HOW TO AVOID LIABILITY FOR WRONGFUL[1] TRADING
(From Principles of Corporate Insolvency Law by Professor R.M. Goode, 1990)
What practical advice should be given to a director as to the steps he should take to minimise the risk of being found guilty of wrongful trading? Here is my list of twelve points for survival!.
(1) Do not assume that the safest course is to stop trading. You have to take every step which can be properly expected of you to minimise loss to creditors. You can be faulted just as much for a premature cessation of trading as for continuing to trade while insolvent. This makes it essential to obtain competent outside advice as to whether to stop trading or continue.
(2) Consider carefully with your fellow directors whether the business is viable. If it is, insist on the preparation of
(a) a business review
(b) a sensible and constructive programme to reduce expenditure, increase, income must ensure an adequate cash flow and restore the company to profitable trading, disposing of unprofitable or marginal parts of the business and dismissing staff who are surplus to the company’s needs or who are not doing their job.

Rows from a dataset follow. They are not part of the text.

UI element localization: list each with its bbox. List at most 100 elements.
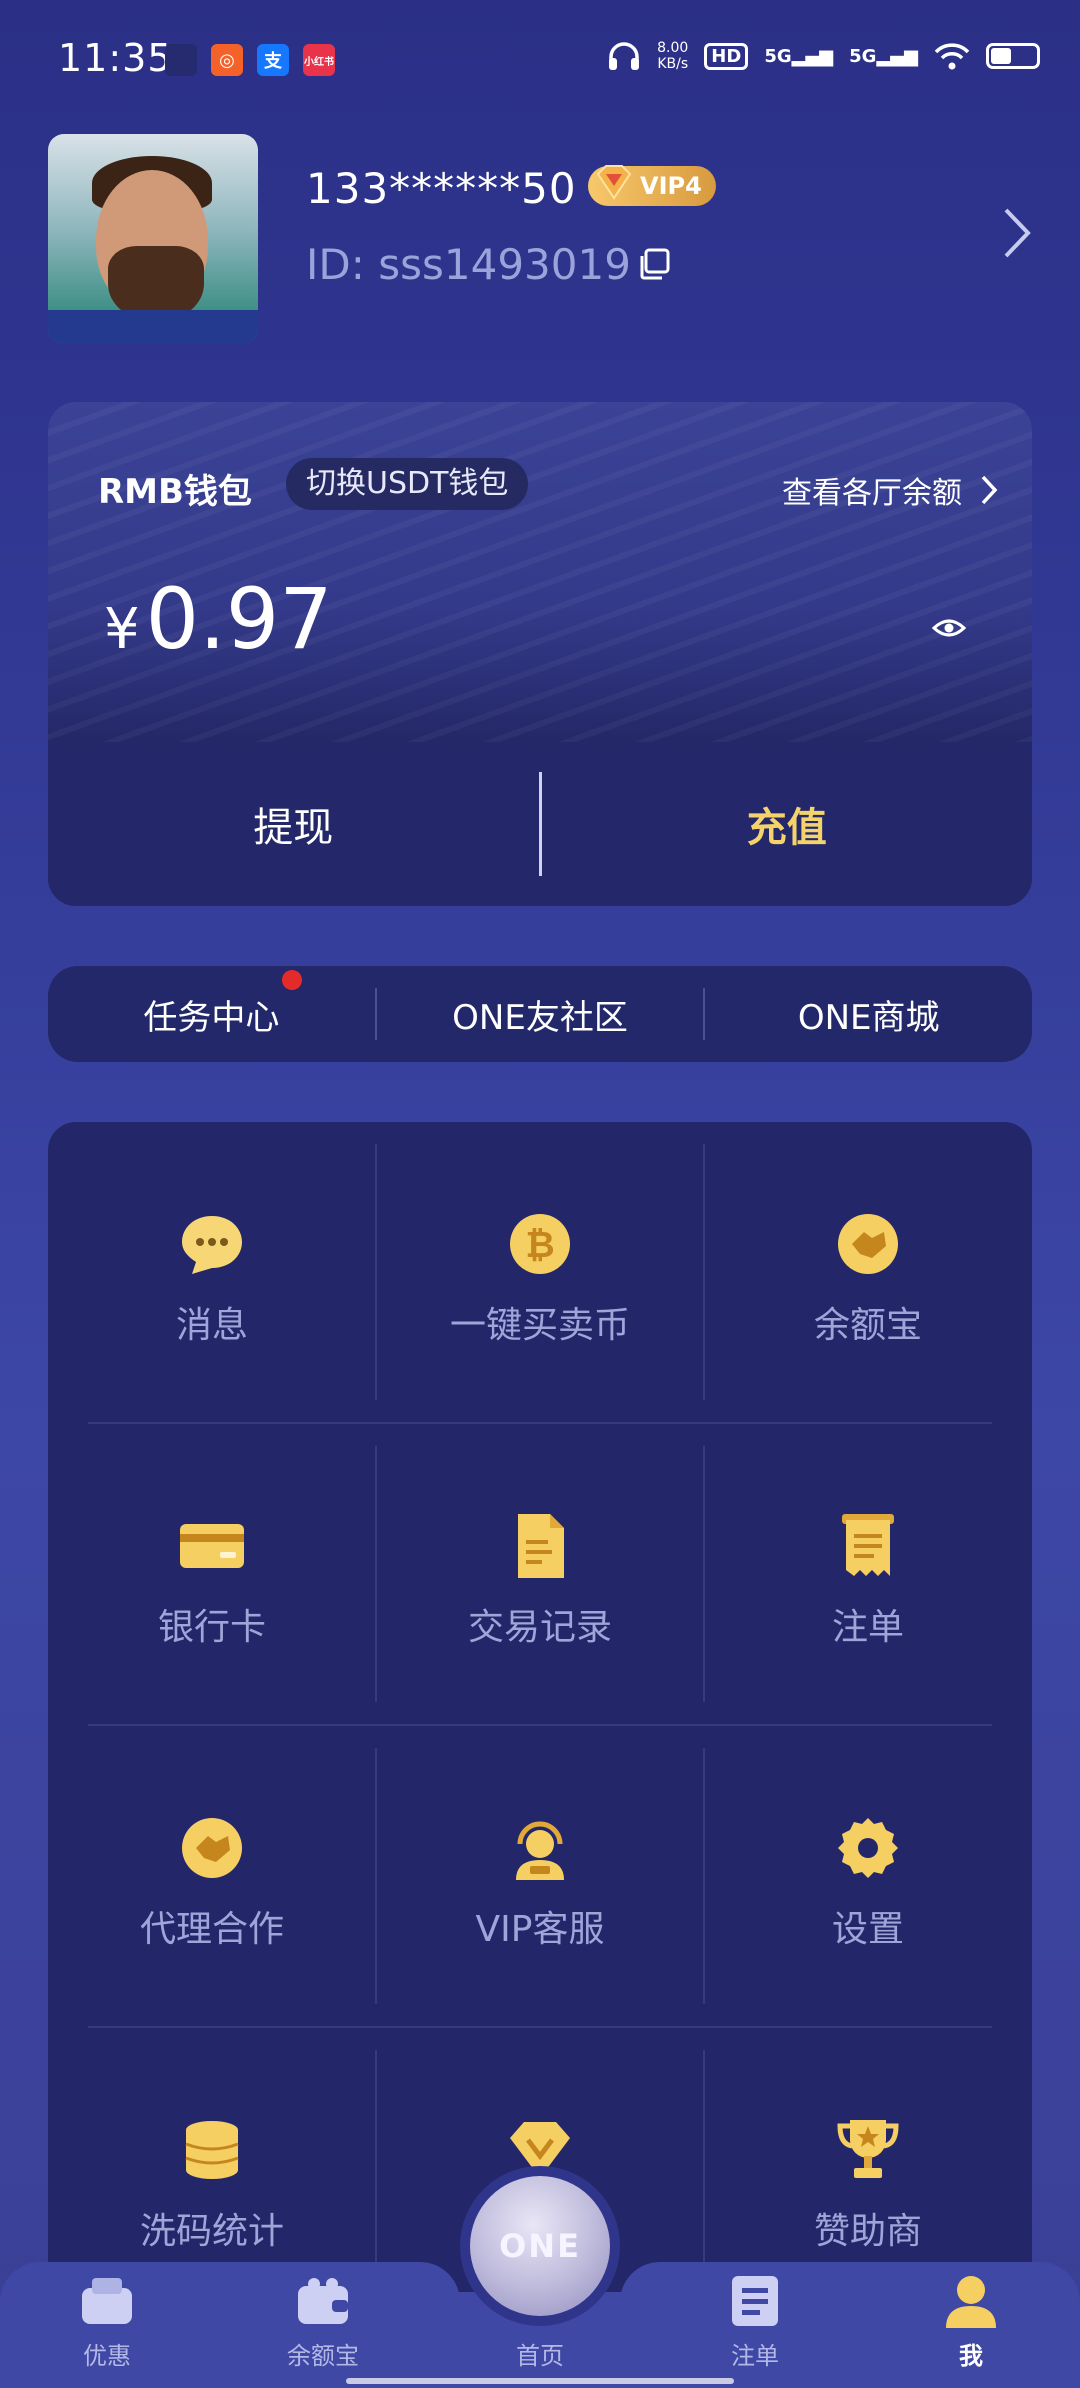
grid-item-label: 余额宝 bbox=[813, 1305, 922, 1346]
balance-amount: 0.97 bbox=[145, 570, 333, 668]
grid-item-agent-partnership[interactable]: 代理合作 bbox=[48, 1726, 376, 2028]
svg-text:₿: ₿ bbox=[525, 1225, 554, 1266]
grid-item-label: 代理合作 bbox=[139, 1909, 284, 1950]
wallet-promo-icon bbox=[82, 2278, 132, 2324]
avatar-shirt bbox=[48, 310, 258, 344]
recharge-button[interactable]: 充值 bbox=[542, 742, 1033, 906]
eye-icon[interactable] bbox=[932, 616, 966, 640]
status-right: 8.00 KB/s HD 5G▂▄▆ 5G▂▄▆ bbox=[607, 40, 1040, 72]
grid-item-label: 交易记录 bbox=[467, 1607, 612, 1648]
battery-icon bbox=[986, 43, 1040, 69]
home-indicator[interactable] bbox=[346, 2378, 734, 2384]
grid-item-label: 银行卡 bbox=[157, 1607, 266, 1648]
grid-item-label: VIP客服 bbox=[475, 1909, 605, 1950]
grid-item-transactions[interactable]: 交易记录 bbox=[376, 1424, 704, 1726]
gear-icon bbox=[838, 1818, 898, 1878]
one-mall-label: ONE商城 bbox=[797, 997, 940, 1038]
speed-value: 8.00 bbox=[657, 40, 689, 56]
grid-item-label: 一键买卖币 bbox=[449, 1305, 630, 1346]
view-balances-link[interactable]: 查看各厅余额 bbox=[782, 468, 998, 512]
one-mall-link[interactable]: ONE商城 bbox=[705, 990, 1032, 1039]
document-icon bbox=[518, 1514, 564, 1578]
home-orb-button[interactable]: ONE bbox=[470, 2176, 610, 2316]
profile-header[interactable]: 133******50 VIP4 ID: sss1493019 bbox=[48, 134, 1032, 344]
status-app-icons: ◎ 支 小红书 bbox=[165, 44, 335, 76]
bitcoin-icon: ₿ bbox=[510, 1214, 570, 1274]
balance-display: ¥ 0.97 bbox=[104, 570, 333, 668]
wifi-icon bbox=[934, 43, 970, 70]
vip-diamond-icon bbox=[596, 165, 632, 200]
nav-item-bets[interactable]: 注单 bbox=[685, 2272, 825, 2371]
purse-icon bbox=[298, 2278, 348, 2324]
vip-badge: VIP4 bbox=[588, 165, 716, 206]
grid-item-bets[interactable]: 注单 bbox=[704, 1424, 1032, 1726]
handshake-icon bbox=[182, 1818, 242, 1878]
grid-item-label: 消息 bbox=[175, 1305, 248, 1346]
one-community-link[interactable]: ONE友社区 bbox=[377, 990, 704, 1039]
grid-item-bank-card[interactable]: 银行卡 bbox=[48, 1424, 376, 1726]
sim2-label: 5G bbox=[849, 45, 877, 67]
grid-item-label: 注单 bbox=[831, 1607, 904, 1648]
nav-item-balance-treasure[interactable]: 余额宝 bbox=[253, 2272, 393, 2371]
user-id: ID: sss1493019 bbox=[306, 240, 631, 289]
one-community-label: ONE友社区 bbox=[452, 997, 628, 1038]
chevron-right-icon bbox=[981, 475, 998, 505]
trophy-icon bbox=[837, 2120, 899, 2178]
nav-label: 优惠 bbox=[83, 2342, 131, 2370]
grid-item-balance-treasure[interactable]: 余额宝 bbox=[704, 1122, 1032, 1424]
podcast-icon: ◎ bbox=[211, 44, 243, 76]
speed-unit: KB/s bbox=[657, 56, 689, 72]
quick-links-bar: 任务中心 ONE友社区 ONE商城 bbox=[48, 966, 1032, 1062]
battery-fill bbox=[991, 48, 1011, 64]
headphones-icon bbox=[609, 42, 640, 70]
withdraw-button[interactable]: 提现 bbox=[48, 742, 539, 906]
status-time: 11:35 bbox=[58, 36, 173, 80]
sim1-label: 5G bbox=[764, 45, 792, 67]
home-orb-logo: ONE bbox=[499, 2227, 581, 2265]
receipt-icon bbox=[842, 1514, 894, 1576]
copy-icon[interactable] bbox=[636, 246, 672, 282]
alipay-icon: 支 bbox=[257, 44, 289, 76]
wallet-title: RMB钱包 bbox=[98, 472, 252, 512]
message-icon bbox=[182, 1216, 242, 1274]
nav-label: 余额宝 bbox=[287, 2342, 359, 2370]
view-balances-label: 查看各厅余额 bbox=[782, 476, 962, 511]
wallet-summary: RMB钱包 切换USDT钱包 查看各厅余额 ¥ 0.97 bbox=[48, 402, 1032, 742]
grid-item-settings[interactable]: 设置 bbox=[704, 1726, 1032, 2028]
grid-item-label: 洗码统计 bbox=[139, 2211, 284, 2252]
grid-item-label: 设置 bbox=[831, 1909, 904, 1950]
grid-item-label: 赞助商 bbox=[813, 2211, 922, 2252]
nav-item-promotions[interactable]: 优惠 bbox=[37, 2272, 177, 2371]
avatar[interactable] bbox=[48, 134, 258, 344]
status-bar: 11:35 ◎ 支 小红书 8.00 KB/s HD 5G▂▄▆ 5G▂▄▆ bbox=[0, 0, 1080, 120]
grid-item-vip-service[interactable]: VIP客服 bbox=[376, 1726, 704, 2028]
xiaohongshu-icon: 小红书 bbox=[303, 44, 335, 76]
nav-item-me[interactable]: 我 bbox=[901, 2272, 1041, 2371]
network-speed: 8.00 KB/s bbox=[657, 40, 688, 72]
username: 133******50 bbox=[306, 164, 577, 213]
handshake-icon bbox=[838, 1214, 898, 1274]
task-center-link[interactable]: 任务中心 bbox=[48, 969, 375, 1039]
diamond-icon bbox=[510, 2122, 570, 2178]
nav-label-home[interactable]: 首页 bbox=[470, 2336, 610, 2371]
app-icon bbox=[165, 44, 197, 76]
bank-card-icon bbox=[180, 1524, 244, 1568]
currency-symbol: ¥ bbox=[104, 597, 140, 662]
sim2-signal: 5G▂▄▆ bbox=[849, 45, 918, 67]
list-icon bbox=[732, 2276, 778, 2326]
grid-item-messages[interactable]: 消息 bbox=[48, 1122, 376, 1424]
wallet-actions: 提现 充值 bbox=[48, 742, 1032, 906]
notification-dot bbox=[282, 969, 302, 990]
task-center-label: 任务中心 bbox=[143, 997, 280, 1038]
wallet-card: RMB钱包 切换USDT钱包 查看各厅余额 ¥ 0.97 提现 充值 bbox=[48, 402, 1032, 906]
vip-level: VIP4 bbox=[640, 172, 702, 200]
hd-badge: HD bbox=[704, 42, 749, 70]
nav-label: 我 bbox=[959, 2342, 983, 2370]
grid-item-buy-sell-coin[interactable]: ₿ 一键买卖币 bbox=[376, 1122, 704, 1424]
nav-label: 注单 bbox=[731, 2342, 779, 2370]
sim1-signal: 5G▂▄▆ bbox=[764, 45, 834, 67]
coin-stack-icon bbox=[185, 2121, 239, 2179]
chevron-right-icon[interactable] bbox=[1002, 206, 1032, 260]
user-icon bbox=[946, 2276, 996, 2328]
switch-wallet-button[interactable]: 切换USDT钱包 bbox=[286, 458, 529, 510]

(3) Insist on frequent board meetings.
(4) Make sure that there is a proper distribution of responsibility within the company.
(5) Ensure that the accounts are being properly kept and up to date or if not, that steps are being taken to do so, with outside help being brought in when necessary.

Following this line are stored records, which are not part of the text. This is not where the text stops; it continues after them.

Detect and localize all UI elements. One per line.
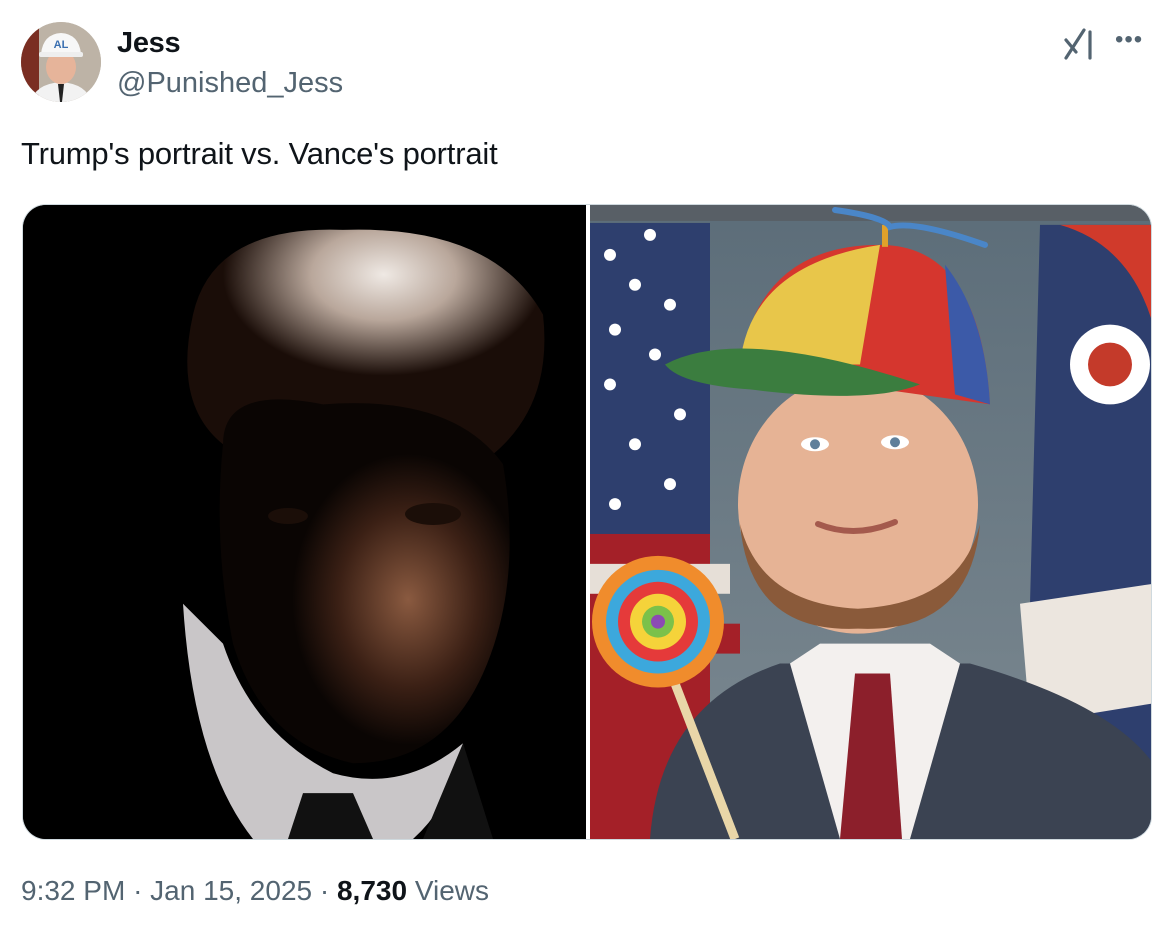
left-portrait-photo[interactable] <box>23 205 586 839</box>
grok-icon[interactable] <box>1062 26 1098 60</box>
avatar[interactable]: AL <box>21 22 101 102</box>
right-portrait-photo[interactable] <box>590 205 1151 839</box>
avatar-image: AL <box>21 22 101 102</box>
tweet-time[interactable]: 9:32 PM <box>21 875 125 906</box>
meta-separator: · <box>133 875 143 906</box>
media-grid <box>22 204 1152 840</box>
tweet-text: Trump's portrait vs. Vance's portrait <box>21 136 498 171</box>
user-handle[interactable]: @Punished_Jess <box>117 67 343 100</box>
meta-separator: · <box>319 875 330 906</box>
avatar-badge-text: AL <box>54 39 69 51</box>
display-name[interactable]: Jess <box>117 27 181 60</box>
views-label: Views <box>414 875 490 906</box>
views-count: 8,730 <box>336 875 408 906</box>
tweet-date[interactable]: Jan 15, 2025 <box>150 875 312 906</box>
tweet-meta: 9:32 PM · Jan 15, 2025 · 8,730 Views <box>21 875 489 907</box>
more-icon[interactable]: ••• <box>1115 28 1143 52</box>
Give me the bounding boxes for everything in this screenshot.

(6) See that the board regularly receives an updated budget and a full, accurate and up to date picture of the company’s trading and financial position.
(7) Get the company to take appropriate outside professional advice on suitable remedial measures.
(8) Keep major creditors regularly informed and enlist their support for the continued operation of the company where this is likely to be of benefit to the general body of creditors. In this connection it is just as important to have the support of major unsecured creditors as of secured creditors, for it is the former who are most likely to suffer loss and whose support makes it easy for you to show subsequently that you took every step available to you to minimise loss to creditors.
(9) Ensure that you are kept fully in the picture and, so far as possible, that all directors agree on what needs to be done.
(10) Consider the advisability of applying for an Administration Order[2] in order to give the company breathing space, or alternatively of inviting a bank holding a floating charge to appoint an Administrative Receiver to manage the company[3] thus discouraging individual creditors from precipitate action. Such appointment has the further advantage of ending your management responsibilities though you still have a duty to co-operate with the office holder[4].
(11) Insist that all recommendations for remedial action made by the directors (and particularly by you) together with your dissent from any unwise actions or inactivity advocated by your fellow directors are fully minuted or otherwise placed on the record e.g. by the circulation of a memorandum to other directors.
(12) If you are in the minority and your recommendations are repeatedly rejected, so that the company is getting deeper into the mire, resign and record your reasons for doing so in a letter. Resignation is very much the last resort. A director who simply resigns without having taken every step he should have done to minimise loss to creditors will not escape liability. So do not resign before you have gone as far as you can in getting things put right.
[1] “Wrongful Trading” is similar to the concept of “Reckless Trading” in Irish Law.
[2] Comparable, but different, in certain ways, to the appointment of an examiner.
[3] In Ireland, this would be the appointment of a receiver and manager.
[4] i.e. the examiner or receiver and manager.